The large body of the giant occupies the centre of the composition. It appears to be adopting a fighting pose due to the position of its one visible arm and its clenched fist. The picture was painted during the Peninsular War so it could
be a symbolic representation of that war. Nigel Glendinning states that the picture is based on a patriotic poem written by Juan Bautista Arriaza called Pyrenean Prophecy published in 1810. The poem represents the Spanish people as a
giant arising from the Pyrenees in order to oppose the Napoleonic invasion. Goya's painting The Eagle, which was found in the possession of Goya's son in 1836, has a similar size and allegorical character to The Colossus. Glendinning
considers that this proves that Goya conceived of paintings with a similar concept to The Colossus.
The giant's posture has been the object of a number of interpretations. It is not clear is it is walking or planted firmly on legs spread apart. The giant's position is also ambiguous, it could be behind the mountains or buried up to above its knees, as is seen in other examples of Goya's Black Paintings such as Fight with Cudgels. The subject's legs are also obscured in Saturn Devouring His Son and the subject is even buried up to its neck (or possibly behind an embankment) in The Dog, which in Spanish is sometimes referred to as Perro Semihundido (Semi-submerged Dog). Some experts have suggested that the giant appears to have his eyes shut, which could represent the idea of blind violence.

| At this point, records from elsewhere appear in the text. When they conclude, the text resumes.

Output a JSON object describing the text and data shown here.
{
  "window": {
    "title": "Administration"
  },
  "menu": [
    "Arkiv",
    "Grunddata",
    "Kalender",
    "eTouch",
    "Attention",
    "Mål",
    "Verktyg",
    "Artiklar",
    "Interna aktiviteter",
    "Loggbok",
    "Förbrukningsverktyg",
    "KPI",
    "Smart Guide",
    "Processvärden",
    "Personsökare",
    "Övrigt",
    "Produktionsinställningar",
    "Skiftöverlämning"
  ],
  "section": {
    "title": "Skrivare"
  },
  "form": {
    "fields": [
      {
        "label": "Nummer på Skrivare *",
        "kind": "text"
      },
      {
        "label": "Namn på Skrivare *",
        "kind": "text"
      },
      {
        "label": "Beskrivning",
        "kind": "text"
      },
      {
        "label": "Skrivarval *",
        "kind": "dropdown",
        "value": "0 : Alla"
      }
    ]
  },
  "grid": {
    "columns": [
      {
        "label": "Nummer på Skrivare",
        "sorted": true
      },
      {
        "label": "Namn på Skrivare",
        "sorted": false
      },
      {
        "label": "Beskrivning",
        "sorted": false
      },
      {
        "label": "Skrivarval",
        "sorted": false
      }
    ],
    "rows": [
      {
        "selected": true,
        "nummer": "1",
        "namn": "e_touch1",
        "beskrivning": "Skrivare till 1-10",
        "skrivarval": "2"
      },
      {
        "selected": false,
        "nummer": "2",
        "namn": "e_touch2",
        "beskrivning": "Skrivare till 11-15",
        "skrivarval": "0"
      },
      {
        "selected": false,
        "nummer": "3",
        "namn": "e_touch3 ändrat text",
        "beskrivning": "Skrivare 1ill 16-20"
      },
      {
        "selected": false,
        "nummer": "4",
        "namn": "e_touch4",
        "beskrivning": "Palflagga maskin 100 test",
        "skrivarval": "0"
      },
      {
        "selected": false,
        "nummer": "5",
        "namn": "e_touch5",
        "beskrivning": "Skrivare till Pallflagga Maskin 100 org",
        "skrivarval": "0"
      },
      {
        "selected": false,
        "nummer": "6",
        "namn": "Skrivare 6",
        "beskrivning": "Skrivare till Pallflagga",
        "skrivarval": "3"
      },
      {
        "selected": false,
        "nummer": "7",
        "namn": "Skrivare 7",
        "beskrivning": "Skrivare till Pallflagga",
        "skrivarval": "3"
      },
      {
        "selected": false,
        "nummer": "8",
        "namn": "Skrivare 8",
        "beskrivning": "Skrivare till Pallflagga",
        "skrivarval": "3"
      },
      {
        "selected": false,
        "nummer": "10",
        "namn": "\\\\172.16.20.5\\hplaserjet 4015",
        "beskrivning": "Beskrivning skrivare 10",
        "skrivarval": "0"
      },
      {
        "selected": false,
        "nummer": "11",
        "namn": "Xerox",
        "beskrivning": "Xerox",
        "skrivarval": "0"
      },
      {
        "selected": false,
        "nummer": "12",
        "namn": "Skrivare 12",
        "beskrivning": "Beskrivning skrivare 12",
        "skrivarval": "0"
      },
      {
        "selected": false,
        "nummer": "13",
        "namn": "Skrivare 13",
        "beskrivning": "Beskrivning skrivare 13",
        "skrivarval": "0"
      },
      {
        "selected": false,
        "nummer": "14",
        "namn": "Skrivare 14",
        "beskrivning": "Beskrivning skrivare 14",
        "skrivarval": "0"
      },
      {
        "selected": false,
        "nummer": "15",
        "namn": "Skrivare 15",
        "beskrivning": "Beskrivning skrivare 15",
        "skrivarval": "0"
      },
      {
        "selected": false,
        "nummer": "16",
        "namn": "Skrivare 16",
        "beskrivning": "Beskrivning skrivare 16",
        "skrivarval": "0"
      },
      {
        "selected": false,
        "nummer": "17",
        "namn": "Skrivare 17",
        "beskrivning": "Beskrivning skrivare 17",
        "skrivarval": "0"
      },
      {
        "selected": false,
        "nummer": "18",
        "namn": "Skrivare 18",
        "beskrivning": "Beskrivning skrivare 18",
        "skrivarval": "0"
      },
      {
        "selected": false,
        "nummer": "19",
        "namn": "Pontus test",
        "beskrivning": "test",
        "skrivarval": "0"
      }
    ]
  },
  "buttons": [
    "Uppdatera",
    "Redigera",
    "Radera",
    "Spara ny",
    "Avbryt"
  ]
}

In contrast to the erect figure of the giant are the tiny figures in the valley that are fleeing in all directions. The only exception is a donkey that is standing still, Luna has suggested that this figure could represent an incomprehension of the horrors of war.
The technique used in this painting is similar to that used in Goya's Black Paintings, which were originally painted on the walls of Goya's house, Quinta del Sordo. A later date for the painting of the picture has even been suggested, which would mean that the The Colossus mentioned in the inventory of 1812 is a different painting. However, Nigel Glendinning has refuted this later dating with arguments solely based on stylistic features of the painting. Glendinning argues that all the stylistic features found in The Colossus are already present (although not to the same degree) in Goya's previous paintings from The Meadow of San Isidro in 1788, which contains small figures painted with quick strokes; as well as some drawings found in Goya's sketchbooks such as A giant figure on a balcony, A hooded giant and Proclamation Dream of the Witches.